Za kilka tygodni, w Sieradzu, może rozpocząć działalność 30 nowych przedsiębiorców. Miasto realizuje bowiem projekt Pracuj u siebie ze wsparciem finansowym i merytorycznym.
– Zgłoszenia do projektu wstępnie weryfikowano – mówi sekretarz miasta Sieradza Jarosław Trojanowski. Pytano między innymi o obawy związane z prowadzeniem własnej działalności. W rozwianiu wątpliwości mają pomóc 22 tysiące złotych na start i 1500 złotych co miesiąc przez pół roku.

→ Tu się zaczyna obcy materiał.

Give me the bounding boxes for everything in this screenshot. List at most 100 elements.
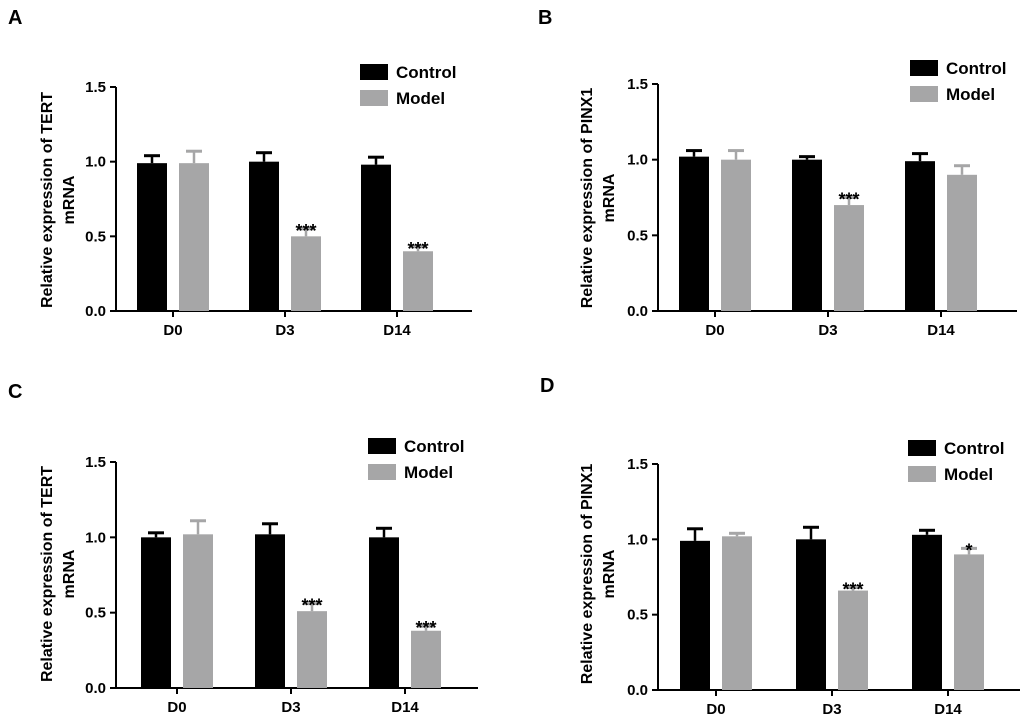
x-tick-label: D3 [822, 701, 841, 718]
bar-model-d3 [291, 236, 321, 311]
x-tick-label: D3 [818, 322, 837, 339]
x-tick-label: D0 [706, 701, 725, 718]
legend-label-control: Control [404, 437, 464, 456]
bar-control-d14 [369, 537, 399, 688]
x-tick-label: D14 [934, 701, 962, 718]
x-tick-label: D3 [281, 699, 300, 716]
x-tick-label: D14 [383, 322, 411, 339]
bar-model-d0 [179, 163, 209, 311]
plot-area: 0.0 0.5 1.0 1.5 D0 D3 D14 *** *** [85, 79, 472, 339]
legend-label-control: Control [946, 59, 1006, 78]
significance-label: *** [301, 596, 322, 616]
bar-model-d14 [403, 251, 433, 311]
panel-letter: B [538, 7, 552, 29]
y-tick-label: 0.0 [85, 303, 106, 320]
legend-swatch-control [368, 438, 396, 454]
legend-swatch-control [360, 64, 388, 80]
legend-label-model: Model [946, 85, 995, 104]
plot-area: 0.00.51.01.5D0 D3 D14**** [627, 456, 1020, 718]
y-tick-label: 1.5 [85, 454, 106, 471]
significance-label: * [965, 540, 972, 560]
bar-control-d3 [249, 161, 279, 311]
y-tick-label: 1.5 [627, 456, 648, 473]
y-axis-label-line2: mRNA [601, 173, 618, 222]
legend-swatch-model [368, 464, 396, 480]
bar-model-d0 [722, 536, 752, 690]
y-axis-label: Relative expression of PINX1 mRNA [579, 464, 618, 685]
chart-c: C Relative expression of TERT mRNA 0.00.… [8, 381, 478, 716]
y-axis-label: Relative expression of PINX1 mRNA [579, 88, 618, 309]
bar-control-d0 [141, 537, 171, 688]
chart-d: D Relative expression of PINX1 mRNA 0.0 0… [540, 375, 1020, 718]
legend-swatch-model [910, 86, 938, 102]
plot-area: 0.0 0.5 1.0 1.5 D0 D3 D14 *** *** [85, 454, 478, 716]
legend-label-model: Model [396, 89, 445, 108]
bar-model-d3 [297, 611, 327, 688]
y-tick-label: 0.5 [627, 607, 648, 624]
panel-b: B Relative expression of PINX1 mRNA 0.0 0… [510, 0, 1020, 362]
bar-model-d3 [838, 590, 868, 690]
panel-letter: C [8, 381, 22, 403]
bar-control-d3 [796, 539, 826, 690]
legend: Control Model [910, 59, 1006, 104]
bar-control-d0 [680, 540, 710, 690]
bar-model-d3 [834, 205, 864, 311]
bar-model-d14 [947, 174, 977, 311]
panel-c: C Relative expression of TERT mRNA 0.0 0.… [0, 362, 510, 723]
y-tick-label: 1.5 [85, 79, 106, 96]
panel-letter: A [8, 7, 22, 29]
legend-label-model: Model [944, 465, 993, 484]
y-tick-label: 0.5 [85, 605, 106, 622]
legend: Control Model [908, 439, 1004, 484]
legend-swatch-control [910, 60, 938, 76]
bar-model-d14 [954, 554, 984, 690]
x-tick-label: D0 [167, 699, 186, 716]
y-axis-label-line1: Relative expression of TERT [39, 466, 56, 682]
y-axis-label: Relative expression of TERT mRNA [39, 92, 78, 308]
y-tick-label: 1.0 [627, 152, 648, 169]
plot-area: 0.0 0.5 1.0 1.5 D0 D3 D14 *** [627, 76, 1017, 339]
bar-model-d14 [411, 630, 441, 688]
bar-control-d3 [792, 159, 822, 311]
legend: Control Model [360, 63, 456, 108]
bar-control-d0 [679, 156, 709, 311]
panel-a: A Relative expression of TERT mRNA 0.0 0.… [0, 0, 510, 362]
legend: Control Model [368, 437, 464, 482]
y-tick-label: 0.0 [627, 303, 648, 320]
y-tick-label: 1.5 [627, 76, 648, 93]
bar-control-d14 [361, 164, 391, 311]
y-tick-label: 0.5 [627, 227, 648, 244]
x-tick-label: D14 [927, 322, 955, 339]
x-tick-label: D0 [705, 322, 724, 339]
y-axis-label-line2: mRNA [61, 175, 78, 224]
y-axis-label-line1: Relative expression of TERT [39, 92, 56, 308]
x-tick-label: D14 [391, 699, 419, 716]
y-axis-label-line1: Relative expression of PINX1 [579, 88, 596, 309]
panel-d: D Relative expression of PINX1 mRNA 0.0 0… [510, 362, 1020, 723]
y-axis-label-line2: mRNA [61, 549, 78, 598]
y-tick-label: 1.0 [627, 531, 648, 548]
legend-label-control: Control [944, 439, 1004, 458]
legend-label-control: Control [396, 63, 456, 82]
chart-a: A Relative expression of TERT mRNA 0.0 0.… [8, 7, 472, 339]
bar-control-d14 [912, 534, 942, 690]
bar-control-d3 [255, 534, 285, 688]
significance-label: *** [415, 618, 436, 638]
significance-label: *** [838, 190, 859, 210]
y-tick-label: 0.0 [85, 680, 106, 697]
y-tick-label: 0.0 [627, 682, 648, 699]
bar-control-d14 [905, 161, 935, 311]
legend-swatch-control [908, 440, 936, 456]
bar-control-d0 [137, 163, 167, 311]
y-tick-label: 1.0 [85, 529, 106, 546]
legend-swatch-model [908, 466, 936, 482]
bar-model-d0 [721, 159, 751, 311]
y-axis-label-line2: mRNA [601, 549, 618, 598]
y-axis-label: Relative expression of TERT mRNA [39, 466, 78, 682]
legend-label-model: Model [404, 463, 453, 482]
significance-label: *** [407, 239, 428, 259]
x-tick-label: D0 [163, 322, 182, 339]
panel-letter: D [540, 375, 554, 397]
significance-label: *** [842, 580, 863, 600]
y-tick-label: 0.5 [85, 228, 106, 245]
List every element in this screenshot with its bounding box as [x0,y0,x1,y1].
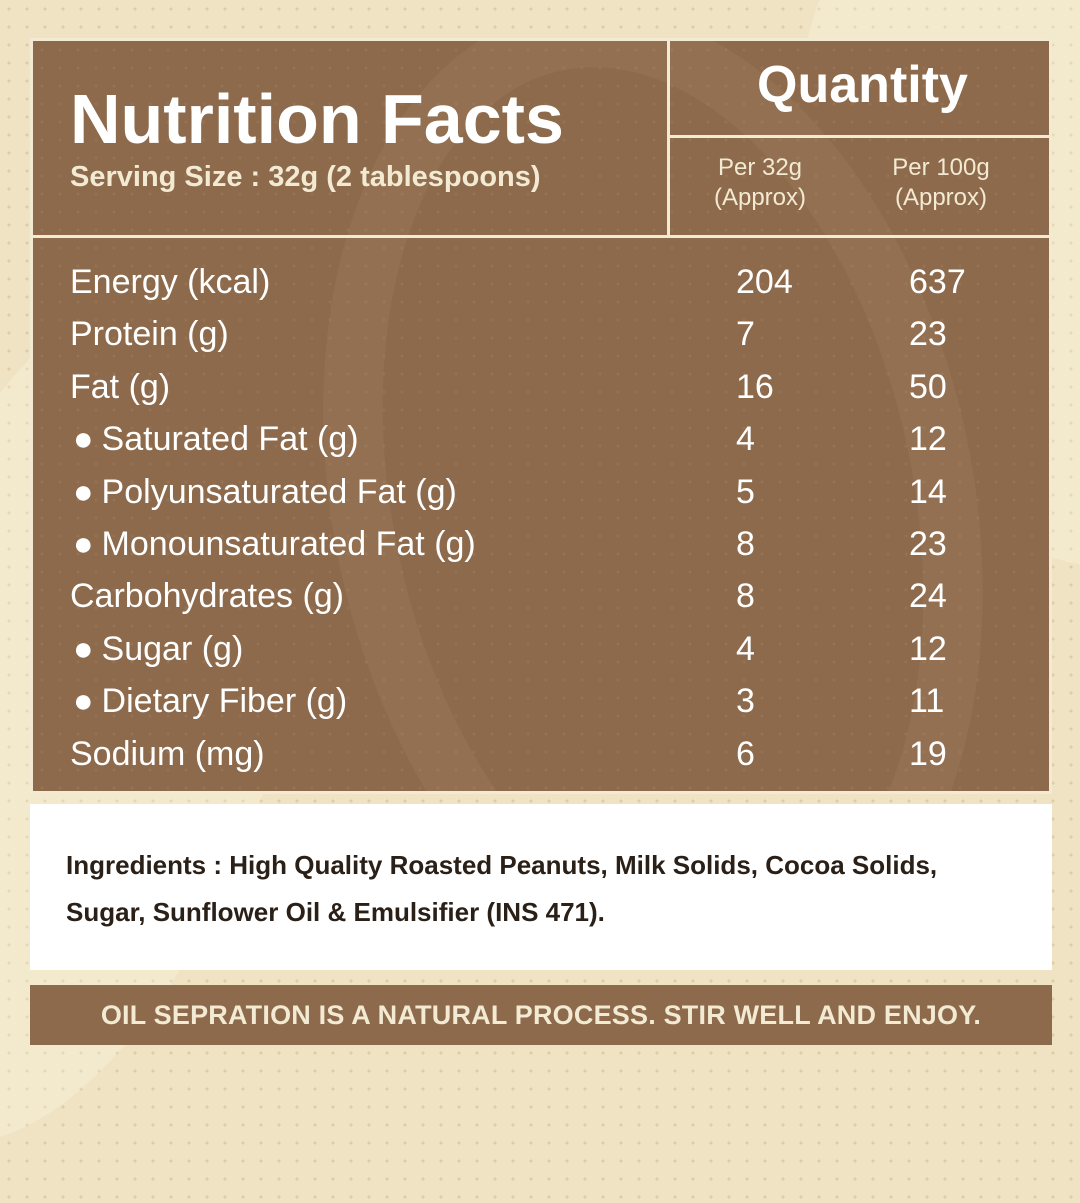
value-per-32g: 5 [736,472,755,511]
nutrient-label: Carbohydrates (g) [70,577,345,616]
nutrient-label-text: Dietary Fiber (g) [101,682,348,721]
value-per-32g: 8 [736,524,755,563]
nutrient-label: ● Dietary Fiber (g) [73,675,347,727]
nutrient-label: ● Monounsaturated Fat (g) [73,518,476,570]
bullet-icon: ● [73,420,94,459]
nutrient-label: Energy (kcal) [70,263,271,301]
nutrient-row-dietary-fiber: ● Dietary Fiber (g) 3 11 [33,675,1049,727]
nutrient-label: Protein (g) [70,315,229,354]
nutrient-row-energy: Energy (kcal) 204 637 [33,256,1049,308]
column-header-per-32g: Per 32g (Approx) [670,153,850,213]
nutrient-label: ● Polyunsaturated Fat (g) [73,466,457,518]
nutrient-row-polyunsaturated-fat: ● Polyunsaturated Fat (g) 5 14 [33,466,1049,518]
nutrient-row-monounsaturated-fat: ● Monounsaturated Fat (g) 8 23 [33,518,1049,570]
bullet-icon: ● [73,682,94,721]
value-per-32g: 3 [736,682,755,721]
column-header-line: Per 100g [892,154,990,181]
value-per-100g: 14 [909,472,947,511]
nutrient-row-carbohydrates: Carbohydrates (g) 8 24 [33,570,1049,622]
value-per-32g: 8 [736,577,755,616]
footer-banner: OIL SEPRATION IS A NATURAL PROCESS. STIR… [30,985,1052,1045]
nutrient-label: ● Sugar (g) [73,623,243,675]
value-per-100g: 50 [909,367,947,406]
value-per-32g: 4 [736,420,755,459]
nutrient-row-saturated-fat: ● Saturated Fat (g) 4 12 [33,413,1049,465]
nutrient-table: Energy (kcal) 204 637 Protein (g) 7 23 F… [33,256,1049,780]
value-per-32g: 4 [736,629,755,668]
value-per-100g: 23 [909,524,947,563]
nutrient-label-text: Sugar (g) [101,629,244,668]
nutrient-row-fat: Fat (g) 16 50 [33,361,1049,413]
quantity-divider [670,135,1049,138]
value-per-100g: 12 [909,420,947,459]
bullet-icon: ● [73,472,94,511]
column-header-per-100g: Per 100g (Approx) [851,153,1031,213]
column-header-line: (Approx) [894,184,988,211]
value-per-100g: 23 [909,315,947,354]
nutrient-label: Fat (g) [70,367,171,406]
column-header-line: (Approx) [713,184,807,211]
page-title: Nutrition Facts [70,80,564,158]
nutrient-row-sugar: ● Sugar (g) 4 12 [33,623,1049,675]
nutrient-label: Sodium (mg) [70,734,265,773]
value-per-32g: 6 [736,734,755,773]
value-per-32g: 204 [736,263,793,301]
ingredients-text: Ingredients : High Quality Roasted Peanu… [66,850,938,927]
serving-size: Serving Size : 32g (2 tablespoons) [70,161,541,193]
quantity-heading: Quantity [757,56,968,114]
value-per-100g: 637 [909,263,966,301]
nutrient-row-sodium: Sodium (mg) 6 19 [33,728,1049,780]
value-per-32g: 16 [736,367,774,406]
nutrient-label-text: Polyunsaturated Fat (g) [101,472,457,511]
ingredients-box: Ingredients : High Quality Roasted Peanu… [30,804,1052,970]
header-horizontal-divider [33,235,1049,238]
value-per-32g: 7 [736,315,755,354]
bullet-icon: ● [73,629,94,668]
nutrient-label-text: Saturated Fat (g) [101,420,359,459]
value-per-100g: 19 [909,734,947,773]
column-header-line: Per 32g [717,154,803,181]
nutrient-row-protein: Protein (g) 7 23 [33,308,1049,360]
header-vertical-divider [667,41,670,238]
nutrition-panel: Nutrition Facts Serving Size : 32g (2 ta… [30,38,1052,794]
value-per-100g: 12 [909,629,947,668]
nutrient-label-text: Monounsaturated Fat (g) [101,524,476,563]
value-per-100g: 24 [909,577,947,616]
nutrient-label: ● Saturated Fat (g) [73,413,359,465]
bullet-icon: ● [73,524,94,563]
value-per-100g: 11 [909,682,945,721]
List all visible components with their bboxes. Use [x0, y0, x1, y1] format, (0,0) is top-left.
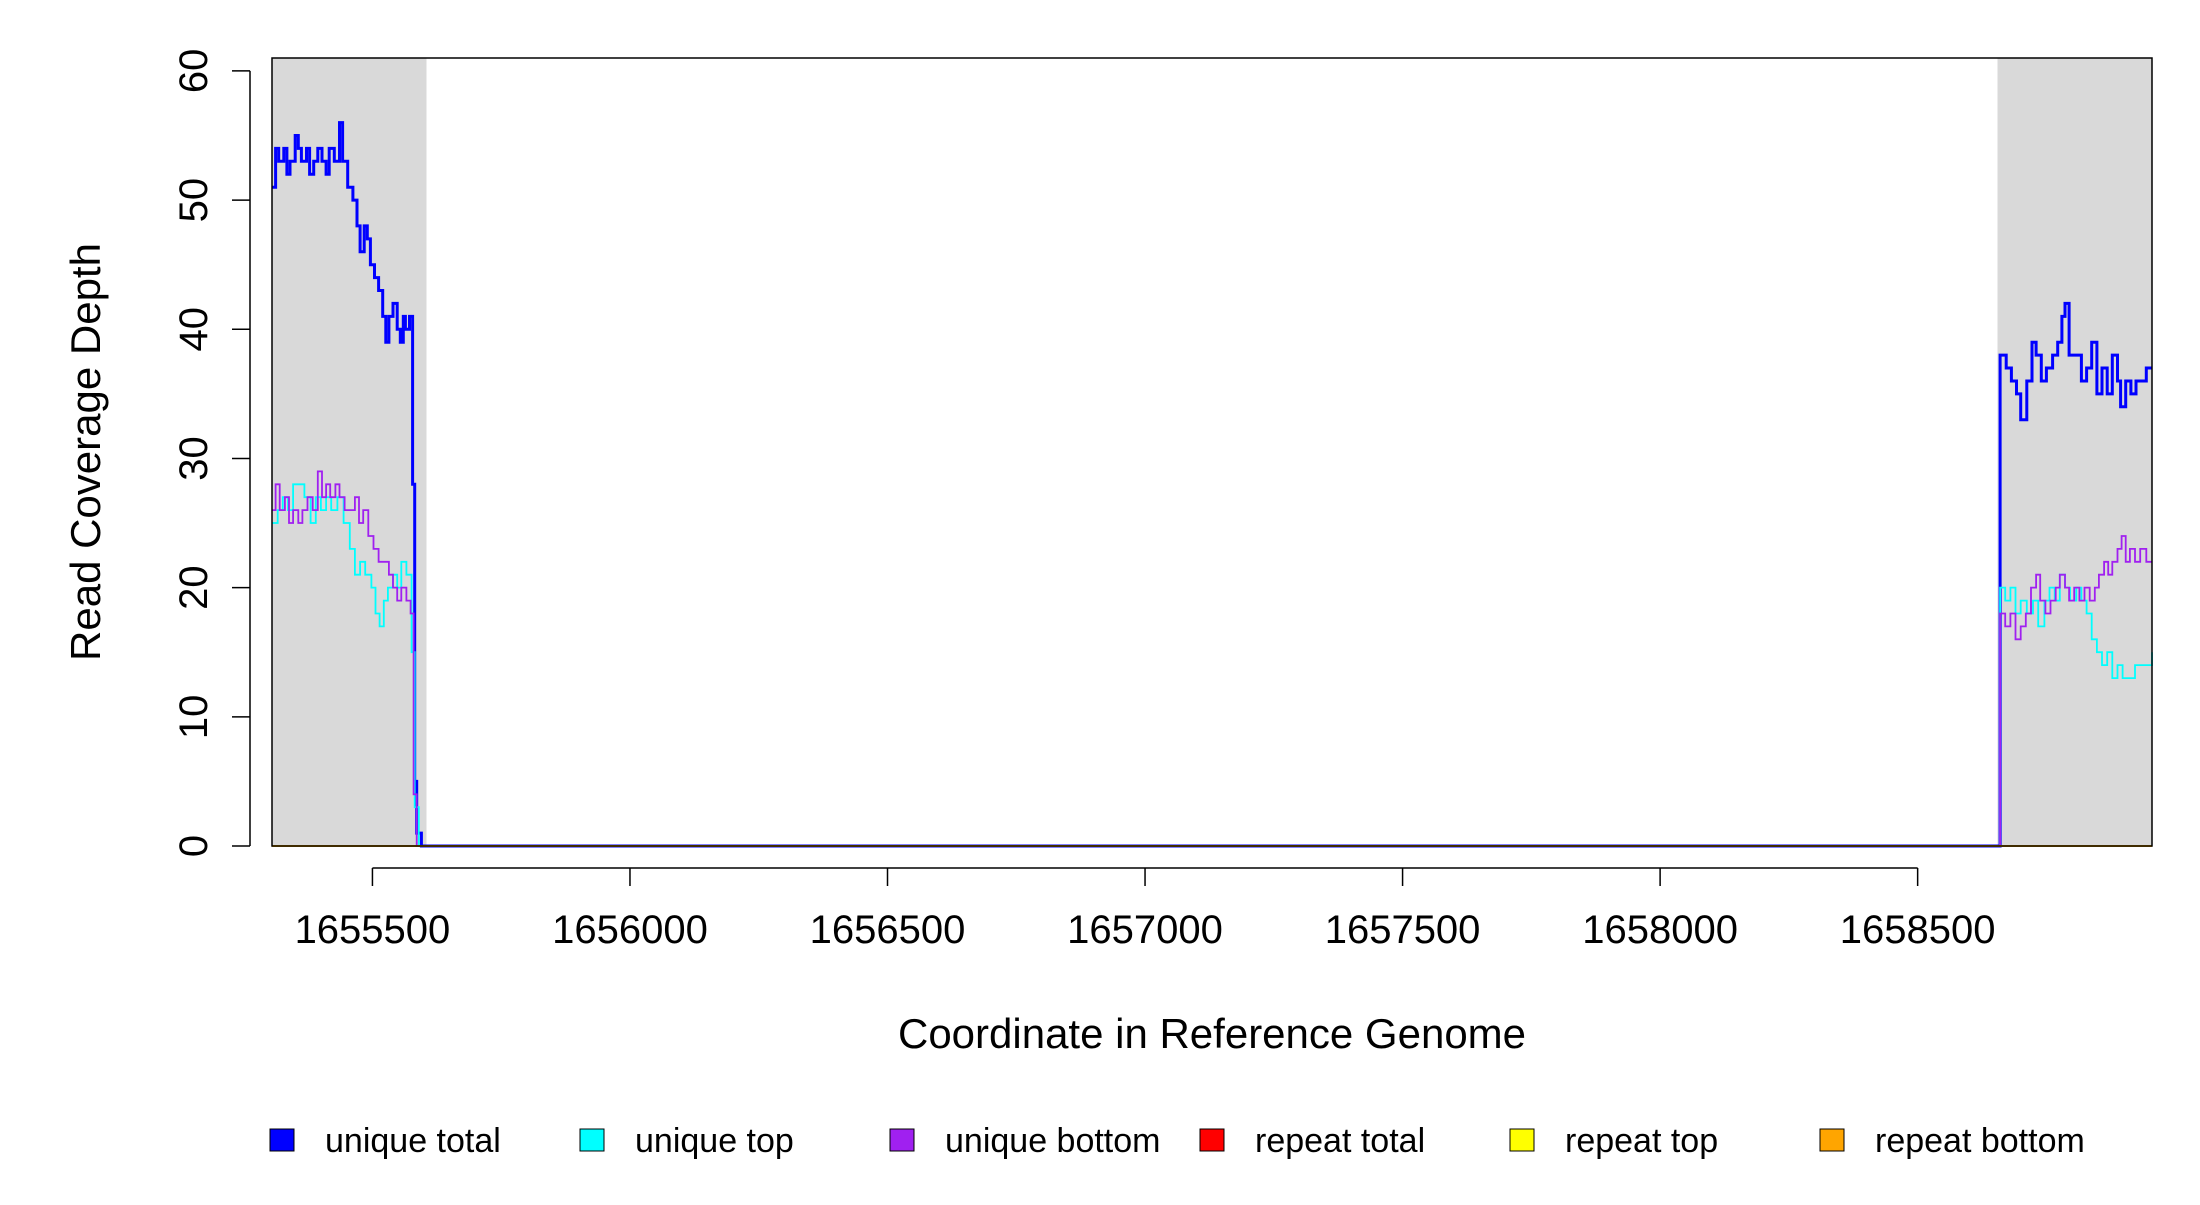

Dodatkowo, przez 2 lata, zmniejszona o połowę składka ZUS. – Przy obecnym nasyceniu niewielkiego, sieradzkiego rynku fachowcami i usługodawcami, to nie wystarcza by utrzymać firmę – mówi jeden z lokalnych przedsiębiorców.Właśnie po to miasto organizuje warsztaty dla przyszłych przedsiębiorców, by uzbroić ich w wiedzę, chociażby z zakresu podstawowej księgowości.
– Małe firmy to motor miejskiej gospodarki, mimo że widowiskowo chwalimy się dużymi przedsięwzięciami, jak otwarcie fabryki – mówi prezydent Sieradza Paweł Osiewała. – Każde miejsce pracy w dużej firmie generuje wokół siebie dwa, trzy kolejne. Potrzebni są na przykład fryzjerzy, sprzedawcy, logistycy czy kierowcy, dlatego tak nam zależy by małych firm przybywało – dodaje.
W czterdziestotysięcznym Sieradzu zarejestrowanych jest ponad 3 tysiące firm. Zdecydowana większość to takie, które rozpoczynały działalność bez przecinania wstęgi i błysku fleszy.